I really hope this was in fact his bike.

Amusingly, Lesh is an organizer recruiter for SEIU, which will be very confusing for conservatives cheering on his little bit of vigilantism.

FILED UNDER: Crime, Quick Takes
James Joyner
About James Joyner
James Joyner is Professor and Department Head of Security Studies at Marine Corps University's Command and Staff College and a nonresident senior fellow at the Scowcroft Center for Strategy and Security at the Atlantic Council. He's a former Army officer and Desert Storm vet. Views expressed here are his own. Follow James on Twitter @DrJJoyner.

Comments

  1. Julian Sanchez says:

    I could see not being able to tell if it was brand spanking new, but a 14-year-old bike? Mine’s a lot newer than that, but I’d still know it in a heartbeat.

  2. @Julian Sanchez:

    For sure. Just like we’d know our cars by every scratch and stain.

  3. Hey Norm says:

    I applaud Mr. Lesh.

  4. Franklin says:

    Shouldn’t Lesh have shot the guy? I mean, the dang thief was probably wearing a hoodie or something and would’ve deserved it.

  5. al-Ameda says:

    @Franklin:

    Shouldn’t Lesh have shot the guy? I mean, the dang thief was probably wearing a hoodie or something and would’ve deserved it.
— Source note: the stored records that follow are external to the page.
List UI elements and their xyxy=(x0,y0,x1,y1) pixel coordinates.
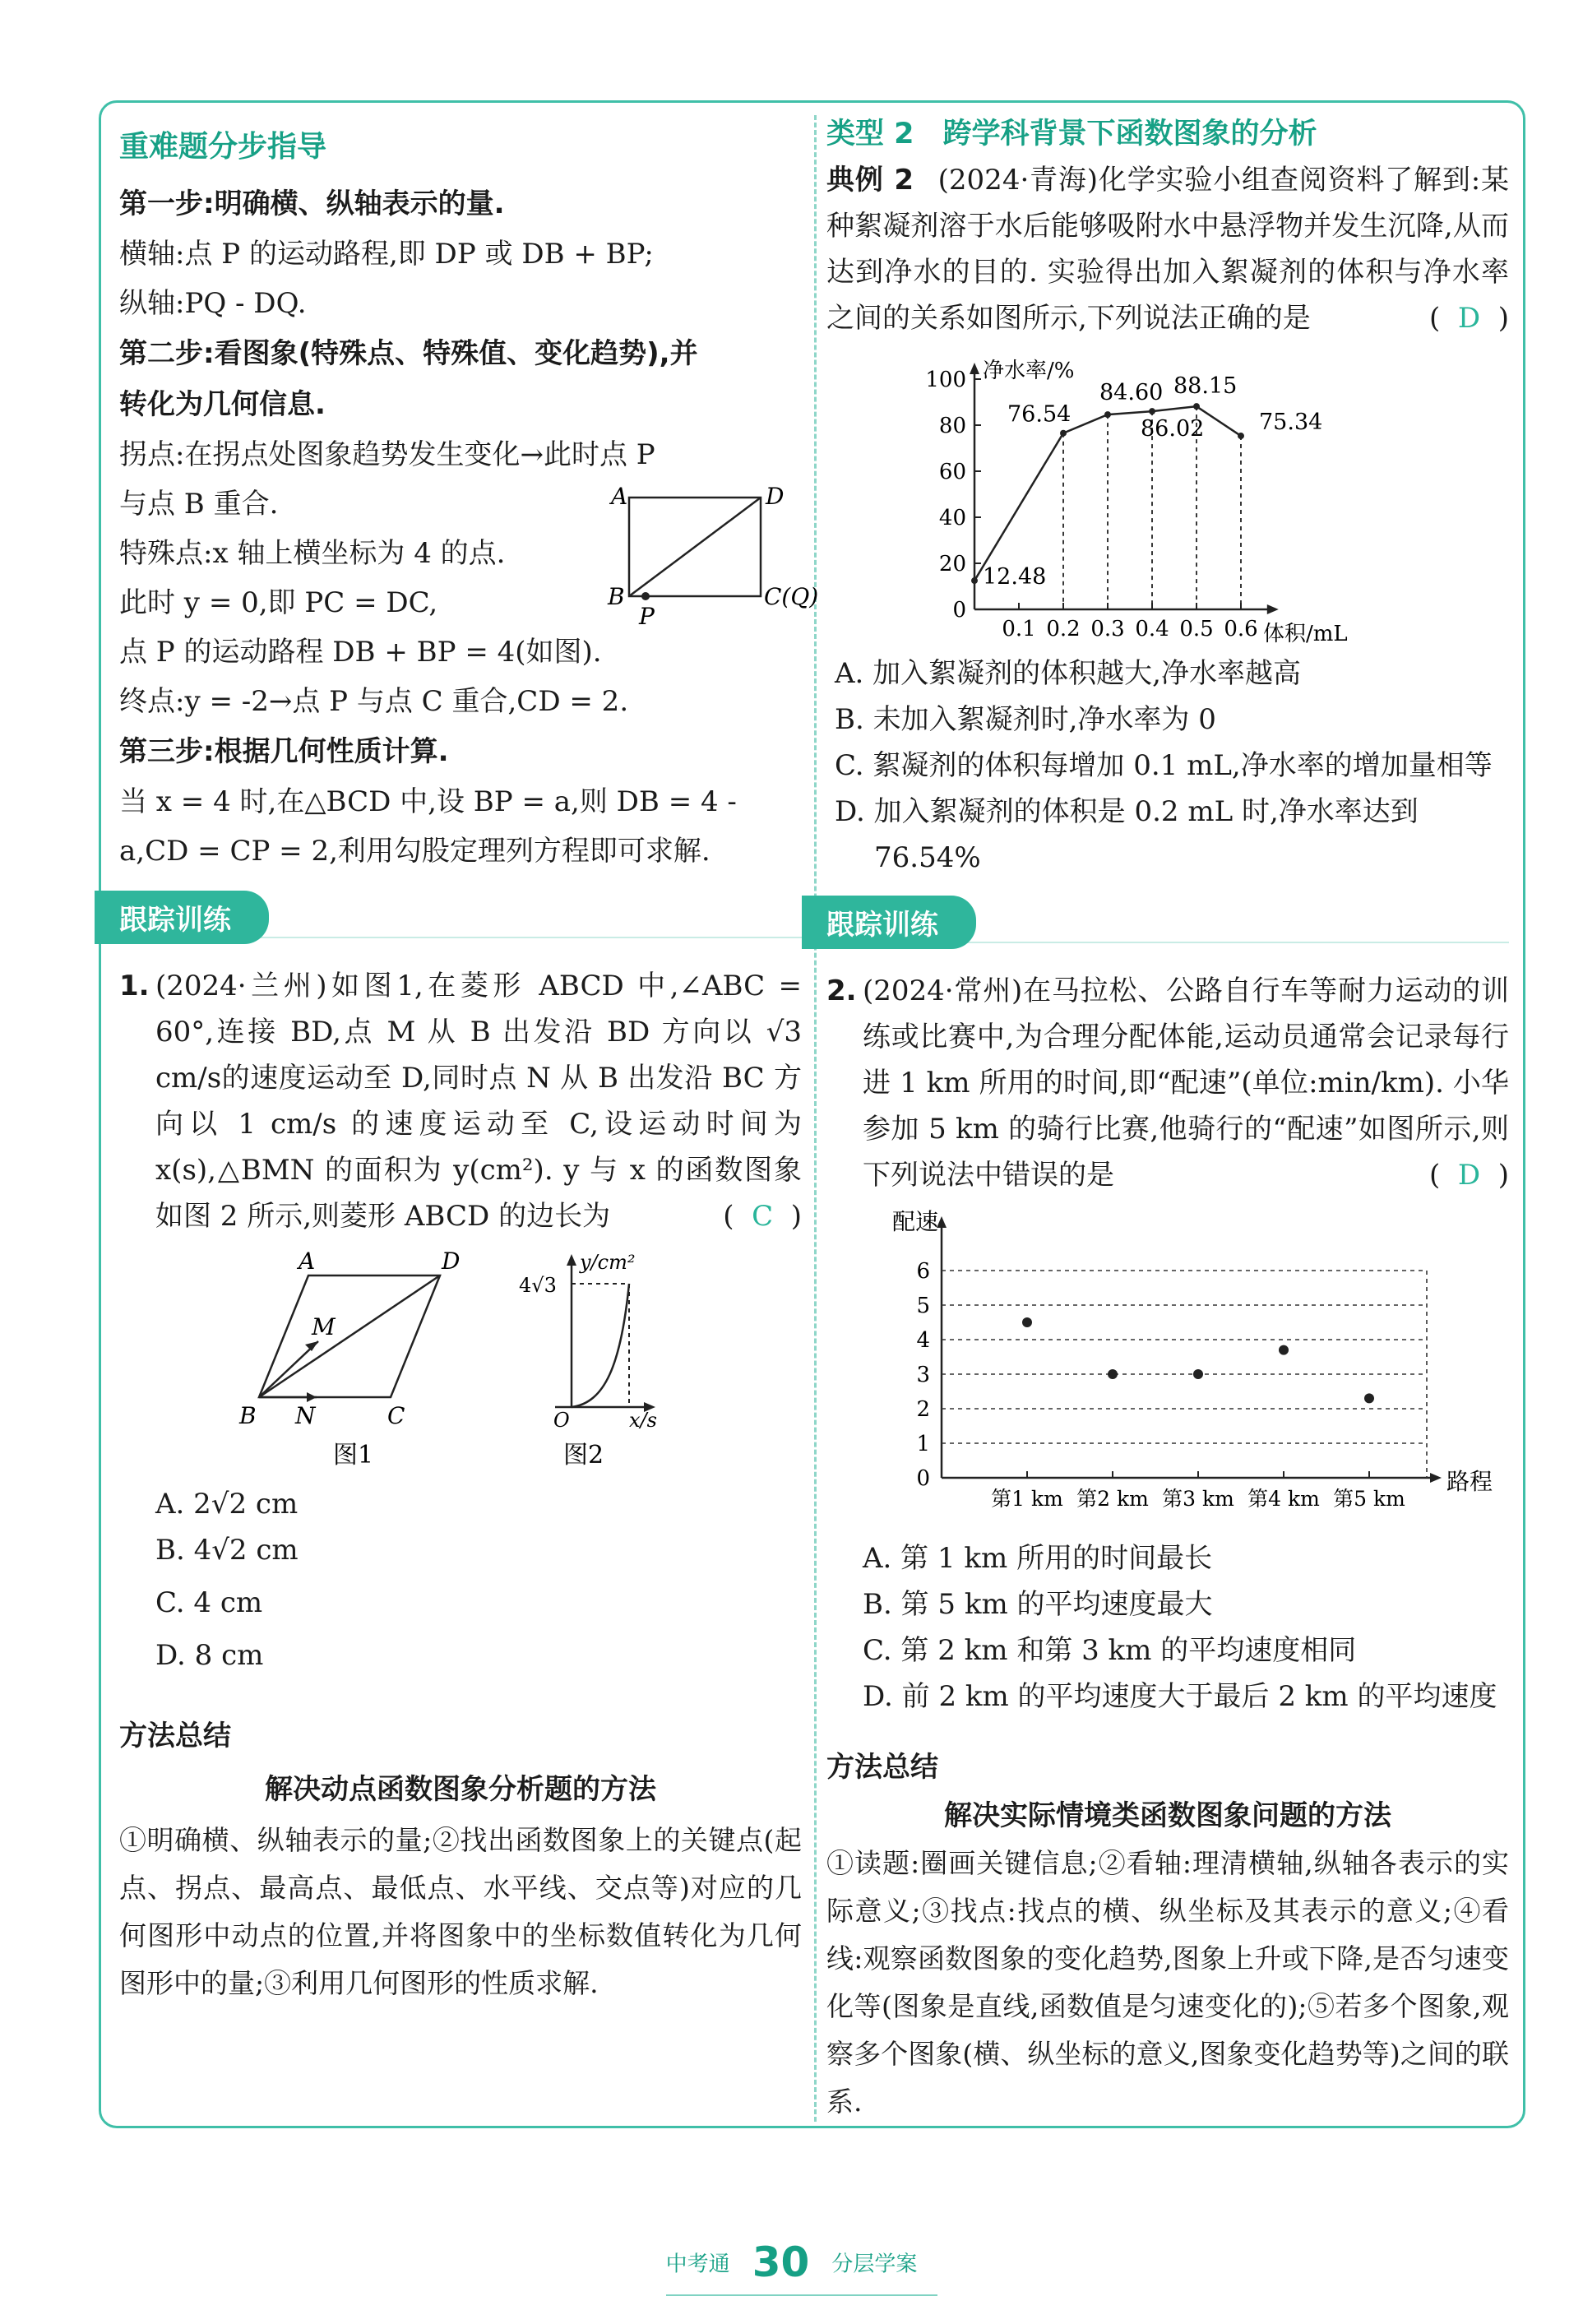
q2-option-b[interactable]: B. 第 5 km 的平均速度最大 xyxy=(863,1588,1213,1621)
fig1-a: A xyxy=(299,1248,316,1275)
chart2-ylabel: 配速 xyxy=(892,1208,939,1235)
fig-label-d: D xyxy=(766,483,785,510)
chart1-point xyxy=(1104,411,1111,418)
chart1-ytick-label: 40 xyxy=(938,506,966,530)
chart1-ytick-label: 20 xyxy=(938,552,966,576)
q2-option-c[interactable]: C. 第 2 km 和第 3 km 的平均速度相同 xyxy=(863,1634,1357,1667)
chart1-ytick-label: 80 xyxy=(938,414,966,438)
left-column xyxy=(119,123,819,2007)
chart2-ytick-label: 2 xyxy=(916,1397,930,1422)
chart2-xlabel: 路程 xyxy=(1446,1468,1493,1495)
question-2-answer: D xyxy=(1457,1159,1481,1192)
example-2-options xyxy=(826,650,1509,881)
chart2-xtick-label: 第4 km xyxy=(1247,1487,1320,1511)
left-method-section xyxy=(119,1711,802,2007)
ex2-option-c[interactable]: C. 絮凝剂的体积每增加 0.1 mL,净水率的增加量相等 xyxy=(835,749,1493,782)
chart1-point xyxy=(1193,403,1200,410)
q1-option-a[interactable]: A. 2√2 cm xyxy=(155,1488,299,1521)
q2-option-a[interactable]: A. 第 1 km 所用的时间最长 xyxy=(863,1542,1213,1575)
example-2-answer: D xyxy=(1457,302,1481,335)
question-1-answer: C xyxy=(752,1200,774,1233)
guide-special2: 此时 y = 0,即 PC = DC, xyxy=(119,586,438,619)
rhombus-figure xyxy=(226,1248,473,1473)
guide-rectangle-figure xyxy=(596,479,819,630)
chart2-x-arrow xyxy=(1430,1473,1442,1483)
question-1-number: 1. xyxy=(119,970,150,1002)
column-divider xyxy=(814,115,817,2122)
example-2-text: (2024·青海)化学实验小组查阅资料了解到:某种絮凝剂溶于水后能够吸附水中悬浮物并发生沉降,从而达到净水的目的. 实验得出加入絮凝剂的体积与净水率之间的关系如图所示,下列说法正确的是 xyxy=(826,164,1509,335)
right-method-section xyxy=(826,1743,1509,2126)
chart1-ylabel: 净水率/% xyxy=(983,359,1075,383)
page-number: 30 xyxy=(752,2238,810,2286)
fig-label-a: A xyxy=(611,483,628,510)
guide-step3: 第三步:根据几何性质计算. xyxy=(119,735,449,768)
guide-special3: 点 P 的运动路程 DB + BP = 4(如图). xyxy=(119,636,602,669)
chart2-ytick-label: 5 xyxy=(916,1294,930,1318)
chart2-ytick-label: 0 xyxy=(916,1466,930,1491)
fig2-origin: O xyxy=(553,1409,570,1432)
right-training-label: 跟踪训练 xyxy=(802,896,976,949)
water-purification-chart xyxy=(876,354,1451,650)
chart1-data-label: 75.34 xyxy=(1259,410,1323,436)
chart1-xtick-label: 0.5 xyxy=(1179,617,1214,641)
guide-v-axis: 纵轴:PQ - DQ. xyxy=(119,287,307,320)
q1-figures xyxy=(119,1248,802,1473)
fig2-xlabel: x/s xyxy=(629,1409,657,1432)
chart1-xtick-label: 0.4 xyxy=(1135,617,1169,641)
q1-options xyxy=(119,1481,802,1678)
chart1-ytick-label: 100 xyxy=(925,368,966,392)
fig2-yval: 4√3 xyxy=(519,1274,557,1297)
guide-end: 终点:y = -2→点 P 与点 C 重合,CD = 2. xyxy=(119,685,629,718)
guide-special1: 特殊点:x 轴上横坐标为 4 的点. xyxy=(119,537,506,570)
chart1-data-label: 86.02 xyxy=(1141,416,1205,442)
chart2-point xyxy=(1193,1369,1203,1379)
page-footer xyxy=(0,2238,1583,2286)
chart1-point xyxy=(1149,408,1155,414)
guide-calc1: 当 x = 4 时,在△BCD 中,设 BP = a,则 DB = 4 - xyxy=(119,785,737,818)
example-2 xyxy=(826,157,1509,341)
chart1-data-label: 84.60 xyxy=(1099,380,1164,406)
right-training-tab xyxy=(802,896,1509,953)
left-training-tab xyxy=(95,891,802,948)
guide-step2b: 转化为几何信息. xyxy=(119,388,326,421)
chart1-x-arrow xyxy=(1267,604,1279,614)
question-2-text: (2024·常州)在马拉松、公路自行车等耐力运动的训练或比赛中,为合理分配体能,运动员通常会记录每行进 1 km 所用的时间,即“配速”(单位:min/km). 小华参加 5 km 的骑行比赛,他骑行的“配速”如图所示,则下列说法中错误的是 xyxy=(863,975,1509,1192)
chart2-point xyxy=(1108,1369,1118,1379)
question-2-number: 2. xyxy=(826,975,857,1007)
guide-turn2: 与点 B 重合. xyxy=(119,488,279,521)
left-method-title: 方法总结 xyxy=(119,1720,231,1752)
guide-h-axis: 横轴:点 P 的运动路程,即 DP 或 DB + BP; xyxy=(119,238,654,271)
chart2-xtick-label: 第1 km xyxy=(991,1487,1063,1511)
chart1-xtick-label: 0.1 xyxy=(1002,617,1036,641)
fig1-n: N xyxy=(295,1402,316,1429)
fig2-caption: 图2 xyxy=(563,1441,604,1470)
chart2-point xyxy=(1279,1345,1289,1355)
chart1-xlabel: 体积/mL xyxy=(1263,622,1348,646)
right-method-body: ①读题:圈画关键信息;②看轴:理清横轴,纵轴各表示的实际意义;③找点:找点的横、纵坐标及其表示的意义;④看线:观察函数图象的变化趋势,图象上升或下降,是否匀速变化等(图象是直线,函数值是匀速变化的);⑤若多个图象,观察多个图象(横、纵坐标的意义,图象变化趋势等)之间的联系. xyxy=(826,1847,1509,2118)
guide-turn1: 拐点:在拐点处图象趋势发生变化→此时点 P xyxy=(119,438,655,471)
chart1-ytick-label: 60 xyxy=(938,460,966,484)
question-2-answer-box: ( D ) xyxy=(1428,1159,1509,1192)
guide-calc2: a,CD = CP = 2,利用勾股定理列方程即可求解. xyxy=(119,835,710,868)
chart1-point xyxy=(971,577,978,584)
ex2-option-d[interactable]: D. 加入絮凝剂的体积是 0.2 mL 时,净水率达到 76.54% xyxy=(835,795,1419,874)
fig-label-p: P xyxy=(639,603,655,630)
q2-options xyxy=(826,1535,1509,1720)
right-method-title: 方法总结 xyxy=(826,1751,938,1784)
chart1-point xyxy=(1060,430,1067,437)
question-2 xyxy=(826,968,1509,1198)
ex2-option-b[interactable]: B. 未加入絮凝剂时,净水率为 0 xyxy=(835,703,1216,736)
fig-label-c: C(Q) xyxy=(764,583,819,610)
chart2-ytick-label: 6 xyxy=(916,1259,930,1284)
fig1-d: D xyxy=(442,1248,461,1275)
guide-title: 重难题分步指导 xyxy=(119,130,327,164)
chart1-xtick-label: 0.2 xyxy=(1046,617,1081,641)
chart2-ytick-label: 3 xyxy=(916,1363,930,1387)
question-1 xyxy=(119,963,802,1239)
pace-chart xyxy=(868,1206,1509,1535)
footer-brand: 中考通 xyxy=(665,2252,730,2277)
left-method-body: ①明确横、纵轴表示的量;②找出函数图象上的关键点(起点、拐点、最高点、最低点、水平线、交点等)对应的几何图形中动点的位置,并将图象中的坐标数值转化为几何图形中的量;③利用几何图形的性质求解. xyxy=(119,1824,802,1999)
chart1-y-arrow xyxy=(970,363,979,374)
fig-label-b: B xyxy=(608,583,625,610)
chart2-point xyxy=(1364,1393,1374,1403)
chart2-xtick-label: 第2 km xyxy=(1076,1487,1149,1511)
guide-step2a: 第二步:看图象(特殊点、特殊值、变化趋势),并 xyxy=(119,337,698,370)
chart1-data-label: 12.48 xyxy=(983,564,1047,590)
fig1-caption: 图1 xyxy=(333,1441,374,1470)
q1-option-d[interactable]: D. 8 cm xyxy=(155,1639,264,1672)
fig2-ylabel: y/cm² xyxy=(580,1251,636,1274)
footer-rule xyxy=(666,2294,937,2296)
chart2-xtick-label: 第3 km xyxy=(1162,1487,1234,1511)
question-1-text: (2024·兰州)如图1,在菱形 ABCD 中,∠ABC = 60°,连接 BD,点 M 从 B 出发沿 BD 方向以 √3 cm/s的速度运动至 D,同时点 N 从 B 出发沿 BC 方向以 1 cm/s 的速度运动至 C,设运动时间为 x(s),△BMN 的面积为 y(cm²). y 与 x 的函数图象如图 2 所示,则菱形 ABCD 的边长为 xyxy=(155,970,802,1233)
left-method-subtitle: 解决动点函数图象分析题的方法 xyxy=(265,1773,656,1806)
question-1-answer-box: ( C ) xyxy=(723,1200,802,1233)
left-training-label: 跟踪训练 xyxy=(95,891,269,944)
chart1-point xyxy=(1238,433,1244,439)
chart2-xtick-label: 第5 km xyxy=(1333,1487,1405,1511)
type2-title: 类型 2 跨学科背景下函数图象的分析 xyxy=(826,118,1317,150)
guide-step1: 第一步:明确横、纵轴表示的量. xyxy=(119,187,505,220)
footer-subtitle: 分层学案 xyxy=(831,2252,918,2277)
ex2-option-a[interactable]: A. 加入絮凝剂的体积越大,净水率越高 xyxy=(835,657,1301,690)
chart1-ytick-label: 0 xyxy=(952,598,966,623)
example-2-label: 典例 2 xyxy=(826,164,914,197)
q2-option-d[interactable]: D. 前 2 km 的平均速度大于最后 2 km 的平均速度 xyxy=(863,1680,1497,1713)
q1-option-c[interactable]: C. 4 cm xyxy=(155,1586,263,1619)
right-method-subtitle: 解决实际情境类函数图象问题的方法 xyxy=(944,1799,1391,1832)
chart2-ytick-label: 1 xyxy=(916,1432,930,1456)
function-graph-figure xyxy=(506,1251,752,1473)
q1-option-b[interactable]: B. 4√2 cm xyxy=(155,1534,299,1567)
chart1-data-label: 88.15 xyxy=(1173,373,1238,400)
right-column xyxy=(826,111,1509,2126)
chart1-data-label: 76.54 xyxy=(1007,401,1072,428)
fig1-b: B xyxy=(239,1402,257,1429)
chart1-xtick-label: 0.6 xyxy=(1224,617,1258,641)
example-2-answer-box: ( D ) xyxy=(1428,302,1509,335)
fig1-c: C xyxy=(387,1402,405,1429)
chart2-point xyxy=(1022,1317,1032,1327)
fig1-m: M xyxy=(312,1313,336,1340)
chart1-xtick-label: 0.3 xyxy=(1090,617,1125,641)
chart2-ytick-label: 4 xyxy=(916,1328,930,1353)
    This does bring up an interesting quandry with respect to “Stand Your Ground” laws, doesn’t it?

  6. If it was in fact his bike to begin with, not sure how he could “steal” it.

  7. PJ says:

    @Timothy Watson:

    If it was in fact his bike to begin with, not sure how he could “steal” it.

    Since his ownership hasn’t been ascertained, he has stolen it.
    Even if he stole it back.
    Now, I doubt that the real thief is going to contact the police.

  8. Jeremy says:

    Don’t care what org he belongs too.

  9. racehorse says:

    @PJ: Friend of mine had his toolbox and battery stolen out of his truck. Police found them in a thief’s car and took him to court. The guy had his initials scribed on some of the tools and the ser# of the battery. The thief said that he “found ” them on the side of the road, along with tvs, vcrs, stereos that were also in his trunk: typical stolen items. The judge didn’t buy the story of course, and put the guy in the cooler for a while. Lesson: proof of ownership can come in handy in theft cases. A bike? You probably could identify it by scratches, colors, etc. Most judges still use their common sense and experience in these kind of cases, and, of course, they have probably seen the same suspects many times over and won’t buy their tales.

  10. Julian Sanchez says:

    “Since his ownership hasn’t been ascertained, he has stolen it.”

    Well… no. If, in fact, the bike is his, then it’s legally impossible for him to have stolen it. That’s not how we use the terms in ordinary speech either: otherwise “X stole (or didn’t steal) the bike” would mean the same as “It was proven that X stole (or didn’t steal) the bike”—but, of course, these sentences have quite different meanings. The most you might be able to say here is that a third party would need more information to be confident about whether he had stolen the bike or merely recovered it.

    Actually, even if he had a mistaken good faith belief the bike was his (as when, e.g., you take the wrong coat at a party), pretty sure that wouldn’t meet the legal criteria for theft, which requires intent.

  11. Franklin says:

    @Franklin: I’ll assume the down-voters don’t get sarcasm.

  12. JKB says:

    @Franklin:

    Several problems with your premise. First off, there is no information given to know if the recovering owner was sufficiently white hispanic. Secondly, this is DC where law abiding citizens are not allowed to defend themselves or carry weapons to defend themselves (National Capitol Criminal Protection Act). Thirdly, there was no situation in which there was an imminent threat of death or serious bodily injury. At no time, was force used by either party so there is no grounds for self defense.

    Now, if the recovering owner had been prone to violence, which his affiliation with SEIU might indicate, he could have used a bat to break one or both of the thief’s knees thereby inhibiting his future thefts of bicycles. Apparently, he was sufficiently moved by the oppressed nature of the thief, he chose simply to leave him intact and able to commit future thefts.